Stagnant or declining profit margins can be a sign of inefficiency and loss of productivity in your organization. The pursuit of Operational Excellence should therefore focus on processes that perhaps aren’t directly linked to the customer experience but do impact your profit margins. This includes operational processes in addition to corporate functions like human resources, finance, sales & marketing.
Operational Excellence is a competitive differentiator. In addition to improved customer experience, improving your profit margins will give you the ability to make cash funds free to invest in your growth initiatives.
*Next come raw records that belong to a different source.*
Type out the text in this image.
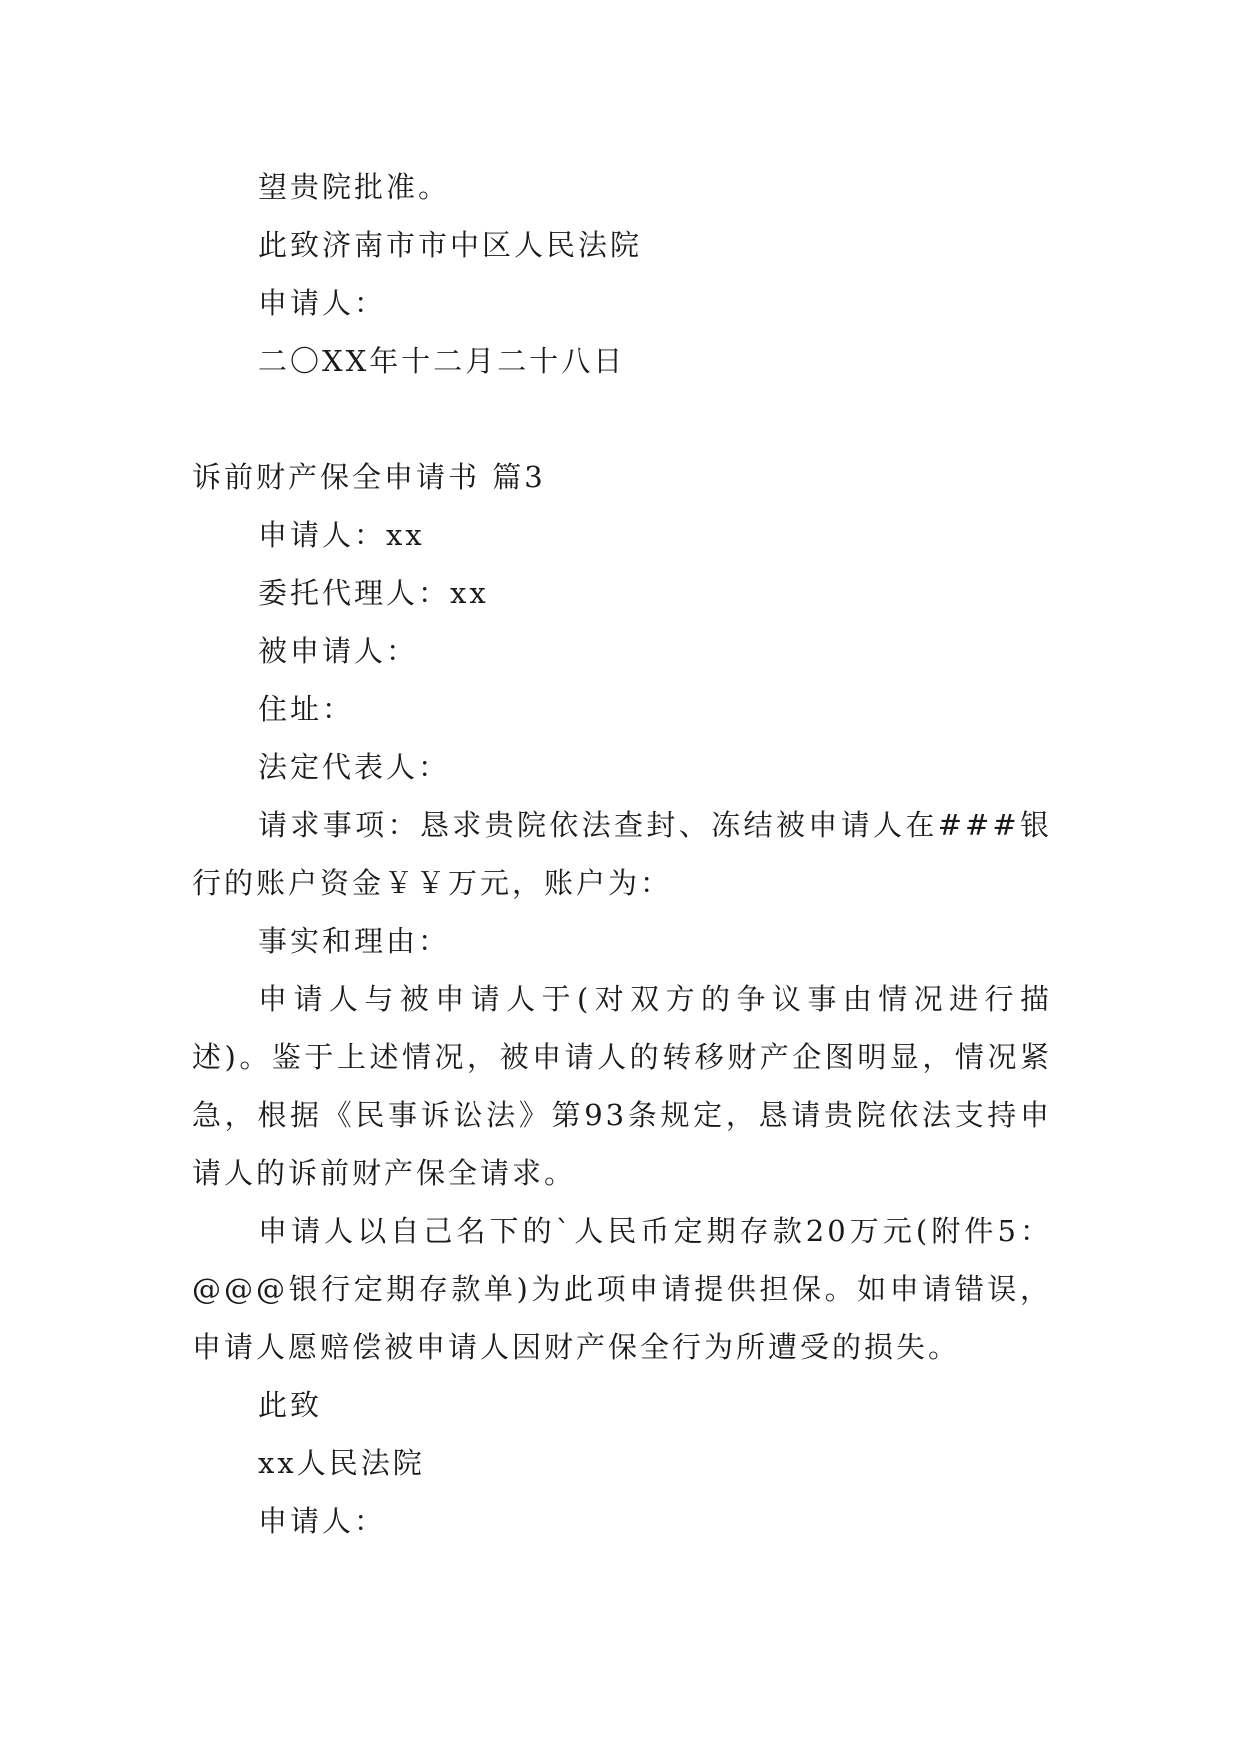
望贵院批准。

此致济南市市中区人民法院

申请人：

二〇XX年十二月二十八日

诉前财产保全申请书 篇3

申请人：xx

委托代理人：xx

被申请人：

住址：

法定代表人：

请求事项：恳求贵院依法查封、冻结被申请人在###银行的账户资金￥￥万元，账户为：

事实和理由：

申请人与被申请人于(对双方的争议事由情况进行描述)。鉴于上述情况，被申请人的转移财产企图明显，情况紧急，根据《民事诉讼法》第93条规定，恳请贵院依法支持申请人的诉前财产保全请求。

申请人以自己名下的`人民币定期存款20万元(附件5：@@@银行定期存款单)为此项申请提供担保。如申请错误，申请人愿赔偿被申请人因财产保全行为所遭受的损失。

此致

xx人民法院

申请人：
Many processes run at a high error rate (often without people realizing it) and there are bound to be a few processes where there is significant cost savings to be gained, fast! It doesn’t matter if you are public, private, non-profit or government, you need this money to fund your growth initiatives. It is there for you to grab and in the beginning of an operational excellence improvement initiative, there is a lot of low hanging fruit like this.
Cost of Poor Quality
Don’t be ignorant about the cost of poor quality. It is everywhere and in amounts higher than you think. Here are some examples to consider, all of which are a result of inefficiencies and inconsistencies in how processes operate:
- Loss of customers and/or referrals
- Product returns
- Inspection costs
- Scrap
- Rework
- Warranty costs
- Delivery delays
- Invoice errors
- Unqualified leads
- Human errors/variation
- Expediting costs
- Excess inventory
- Increased travel expenses
- Variation in profit per retail store/business unit
- Price erosion
Millions of dollars are wasted on all of these costs. Executives need to recognize and acknowledge that the cost of poor quality also exists in their own companies.